Четыре сестры - Малика Ферджух
Шрифт:
Интервал:
Закладка:
Шарли бессильно опустилась на подушку. Но тут же снова села. Посмотрела на соседнюю кровать. Юпитер на ней крепко спала.
– Значит, мне не приснилось! Это она. И я не в Париже. К то-нибудь может мне объяснить?
Гортензия придвинулась поближе и прошептала:
– Это все Валери Клотильд. Он все устроил. Благодаря ему мы все вернулись. Полиция отвезла нас сюда на машине с мигалкой, а скорая с тетей Юпитер ехала по автостраде впереди. Он не хотел, чтобы мы оставались одни в Париже. Он позвонил тебе в Виль-Эрве, а когда узнал, что ты в больнице, как и тетя Юпитер, вообще рвал на себе волосы.
Шарли с вытаращенными глазами слушала, не веря своим ушам, весь этот бред.
– Вы уверены, – с трудом выговорила она, – что я не в четвертом измерении?
Гортензия встревоженно повернулась к остальным.
– Укол. От него замедляется мозг.
– Нет, – запротестовала Шарли. – Это все из-за проклятой крачки! Она хотела… – и осеклась.
Если она заговорит про крачку по имени Базиль и обезболивающий укол, то навсегда потеряет авторитет в глазах младших. Ну и ладно, если она пока ничего не понимает! Шарли улыбнулась и протянула им здоровую руку:
– Идите сюда, я вас всех обниму!
В едином порыве они обнялись.
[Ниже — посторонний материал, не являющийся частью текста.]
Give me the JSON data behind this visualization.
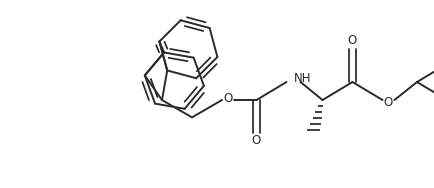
{
  "bg_color": "#ffffff",
  "line_color": "#2a2a2a",
  "line_width": 1.4,
  "figsize": [
    4.34,
    1.88
  ],
  "dpi": 100,
  "xlim": [
    0,
    434
  ],
  "ylim": [
    0,
    188
  ]
}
И Женевьева смогла наконец объяснить, что широченная и историческая стойка гардероба «Фэнтези-Театра» послужила одновременно щитом и своеобразным воздушным пузырем под развалинами, благодаря чему Юпитер уцелела, могла дышать и была найдена живой и почти невредимой. Женевьева готовилась поведать еще массу перипетий, как вдруг дверь открылась и на пороге появился белый халат.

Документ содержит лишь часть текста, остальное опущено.